The target audience seems to have six layers. Each person has six layers. Six vertices allow you to aim sensitively and efficiently when you have to innovate or make decisions for the future and count on your attention and trust. We are a person, citizens, consumers, spectators, workers, and avatars.

The first essential is that the target… is a person as is and without further pretensions. He is a person with his fears, insecurities, vocations, strengths, possibilities, and the long etcetera that life provides. For example, when you design intelligent voice devices, you soon come to the need to build a virtual personality. Because it is the personality, especially the voice, the moment we make a relationship construct and imagine who we are talking to, even the terrible biases arise. But that’s what there is. The Metaverse, if we think about it, will be much more effective to the ear than to the eye. But that is another topic.

The second layer of our public is that it is a citizen. Share space and live with other people, seek refuge, have decision-making capacity, and currently even cancel. You have rights but also responsibilities, and your ideas become a differentiating element while being the engine that makes the society in which we live possible.

The third layer is that we are consumers. It is evident that regardless of the political system we live in, consumption is a reality, from necessities such as water and food to the desire to appear to be riding around in a sports car. If we look around, everything is relativized towards consumption.

Within consumption and attending to the trend of the Metaverse and the challenges of marketing departments increasingly in need of attention and brand visibility in search of “love,” we soon realize that an essential layer for our platforms to work, campaigns, and messages are that he is also a spectator.
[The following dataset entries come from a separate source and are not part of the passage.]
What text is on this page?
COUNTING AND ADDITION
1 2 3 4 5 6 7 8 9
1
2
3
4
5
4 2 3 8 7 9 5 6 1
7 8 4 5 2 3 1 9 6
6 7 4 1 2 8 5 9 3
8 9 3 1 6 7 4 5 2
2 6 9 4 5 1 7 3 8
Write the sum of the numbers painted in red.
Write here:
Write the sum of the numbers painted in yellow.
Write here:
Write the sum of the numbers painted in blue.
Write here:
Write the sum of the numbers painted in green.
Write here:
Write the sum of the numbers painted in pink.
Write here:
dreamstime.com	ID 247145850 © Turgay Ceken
We need to disconnect, that we love to have a good time. 

There is another layer that usually goes unnoticed and that by default is essential in our lifestyle: work, those who can are workers. We spend more time in the office, thinking about work or interacting with colleagues than living experiences with friends or enjoying family. That is why the culture in the company goes beyond making a purpose possible or launching innovation processes. It is also a care and encounter because we talk about talent and collaboration.

And last, but increasingly important, is the final layer in our hybrid reality. We are avatars. Whether we like it or not. We are amazed by the new superpowers, such as ubiquity or multitasking or digital shopping 24/7, just as we are amazed when we discover that we already exist in the virtual-digital even though we don’t know it or don’t want to. There is already a personal digital representation in the form of an avatar that is now open to us so that we can adopt and adapt it. Make it ours and include it in our lifestyle.

There are six layers to facing a more demanding, informed public that asks more than ever for us to get to know them but not spies on them. That calls for a more transparent, collaborative relationship where biased foundations of what we want, desire, or need are not taken for granted.

Suppose we want to design, create or plan and assume a human vision. In that case, I am afraid we will have to start by generating trust, attending to the different layers without isolating them, and, above all, demanding the sensitivity that we ask for ourselves. We need a human-centered communication that allows us to leap to new spaces such as the Metaverse, access audiences unthinkable until now for our brands, or build a real long-term relationship in a hybrid world full of uncertainties. No more, no less.